The Invisible Barrier: Knowing Isn’t Doing
Knowing what to write is intuition.
Writing it well? That’s craftsmanship.
It’s the difference between:
- A melody in your head and a symphony on stage.
- A vision for a house and the architect’s blueprint.
- A feeling in your gut and a paragraph that stirs someone else’s soul.
The "how" is where most aspiring writers fall short. Not because they lack ideas, but because they lack mental models and muscle memory for execution.
Mental Models That Shape Great Writing
Let’s break down the mental frameworks that help authors leap the “how” gap:
1. The Clarity Compass
Authors write with clarity because they think with clarity. They don't chase clever words. They chase understanding.

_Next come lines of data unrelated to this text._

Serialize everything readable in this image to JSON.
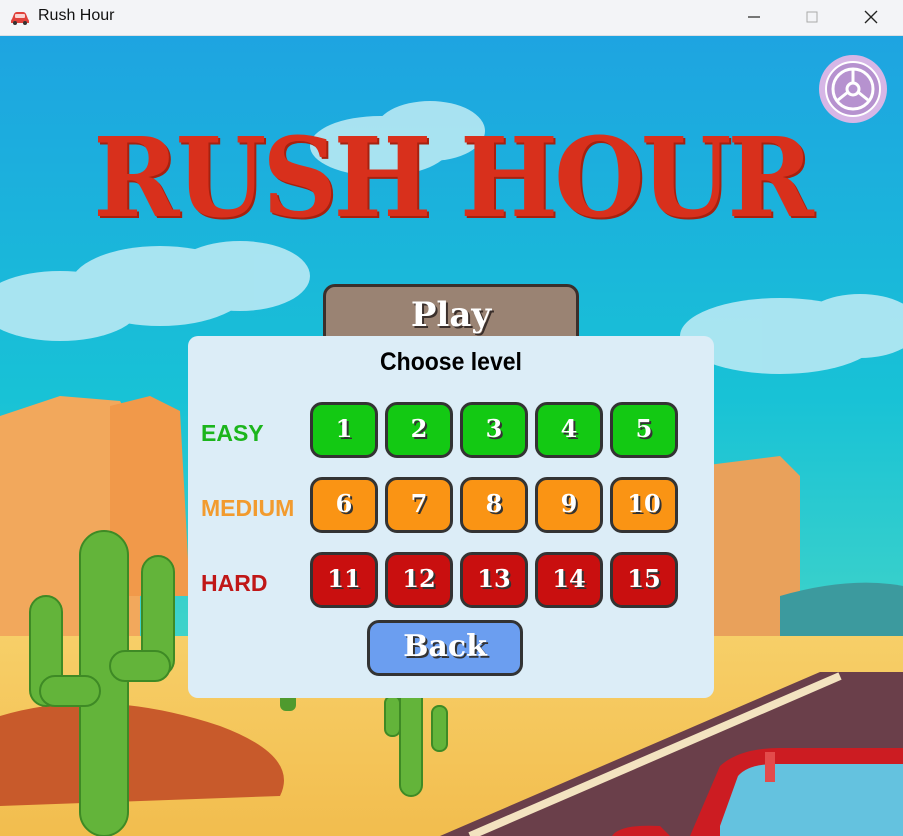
{
  "window": {
    "title": "Rush Hour",
    "minimize_symbol": "—",
    "maximize_symbol": "☐",
    "close_symbol": "✕"
  },
  "game": {
    "title": "RUSH HOUR",
    "settings_icon": "gear-icon",
    "play_label": "Play"
  },
  "level_select": {
    "title": "Choose level",
    "rows": [
      {
        "label": "EASY",
        "color": "#1cb51c",
        "levels": [
          "1",
          "2",
          "3",
          "4",
          "5"
        ]
      },
      {
        "label": "MEDIUM",
        "color": "#f29b2e",
        "levels": [
          "6",
          "7",
          "8",
          "9",
          "10"
        ]
      },
      {
        "label": "HARD",
        "color": "#c01717",
        "levels": [
          "11",
          "12",
          "13",
          "14",
          "15"
        ]
      }
    ],
    "back_label": "Back"
  }
}
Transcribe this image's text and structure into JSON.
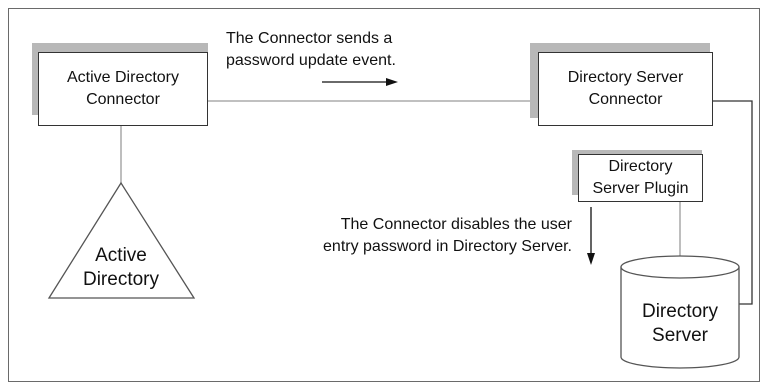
{
  "nodes": {
    "ad_connector": {
      "line1": "Active Directory",
      "line2": "Connector"
    },
    "ds_connector": {
      "line1": "Directory Server",
      "line2": "Connector"
    },
    "ds_plugin": {
      "line1": "Directory",
      "line2": "Server Plugin"
    },
    "active_directory": {
      "line1": "Active",
      "line2": "Directory"
    },
    "directory_server": {
      "line1": "Directory",
      "line2": "Server"
    }
  },
  "annotations": {
    "top": {
      "line1": "The Connector sends a",
      "line2": "password update event."
    },
    "middle": {
      "line1": "The Connector disables the user",
      "line2": "entry password in Directory Server."
    }
  }
}
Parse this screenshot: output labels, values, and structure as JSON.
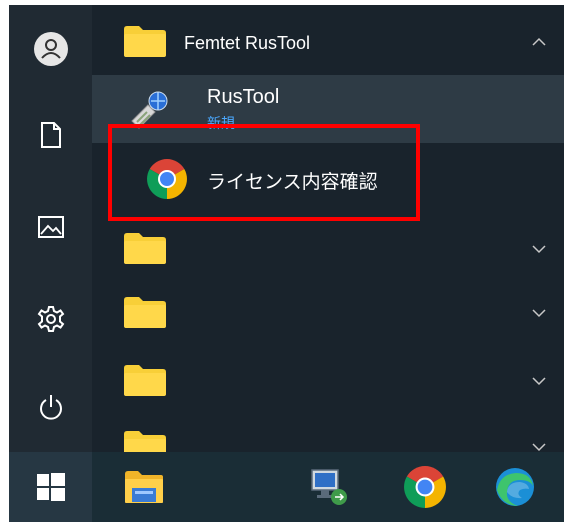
{
  "menu": {
    "group": {
      "name": "Femtet RusTool",
      "expanded": true
    },
    "app": {
      "name": "RusTool",
      "badge": "新規"
    },
    "selected_item": {
      "label": "ライセンス内容確認"
    },
    "collapsed_folders": 4
  },
  "rail": {
    "items": [
      "user-icon",
      "documents-icon",
      "pictures-icon",
      "settings-icon",
      "power-icon"
    ]
  },
  "taskbar": {
    "items": [
      "windows-start-icon",
      "file-explorer-icon",
      "remote-desktop-icon",
      "chrome-icon",
      "edge-icon"
    ]
  },
  "colors": {
    "accent": "#4aa8ff",
    "highlight": "#ff0000",
    "folder": "#f8cf38"
  }
}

Thumb rule - If it’s fuzzy in your head, it’ll be fuzzy on the page.
2. The Reader Lens
Writers don’t write for themselves. They write for transformation — for the reader.
Thumb rule - “What will the reader feel/know/do after this paragraph?”
3. The Sculptor’s Mindset
Authors treat their first draft like clay, not marble. They know beauty comes from shaping, not perfection on the first go.
Thumb rule - Write fast. Edit slow.
4. The Gap Awareness
They’re comfortable being uncomfortable. They embrace the distance between what they imagine and what appears on the page.
Thumb rule - Creative tension is part of the process, not a problem to solve.

Traits That Turn Writers Into Authors
The leap from "having an idea" to "writing a book" is less about talent and more about temperament. Here’s what separates authors:
- Resilience: They write on the days it doesn’t flow.
- Curiosity: They question every sentence. Not just “what does this mean?” but “what could this mean?”
- Humility: They kill darlings. Ruthlessly.
- Discipline: They don’t wait for inspiration. They sit down anyway.
- Empathy: They don’t just express. They connect.
How to Fight the Barrier Between What and How
If you’re stuck in the “what” zone, here’s how to move forward:
✅ 1. Free Write, Don’t Self-Censor - Get it all out. Writing is thinking on paper. Don’t aim for beauty — aim for truth.
✅ 2. Read Like a Writer - Dissect books. Notice transitions, tone, rhythm, dialogue. Reverse-engineer the “how.”
✅ 3. Build a Writing Habit - Write 200 words a day. Every day. Consistency beats intensity.
✅ 4. Get Feedback, Not Just Praise - Seek critique from people who care about writing. Real growth happens in discomfort.
✅ 5. Publish Imperfectly - Post a LinkedIn article. Launch a newsletter. Hit publish even when it scares you. Especially when it scares you.
Writing Is a Form of Courage
Everyone has a story. But authors? They have the courage to tell it well.
They fight through the fog of thought, the noise of self-doubt, the mess of first drafts — and they carve clarity from chaos.
They don’t just close the gap between what and how.
They make it art.
If you’re an aspiring author, ask yourself: Are you stuck because you don’t know what to say — or because you’re afraid of how it will come out?
Chances are, the answer will point you straight toward the work you need to do next.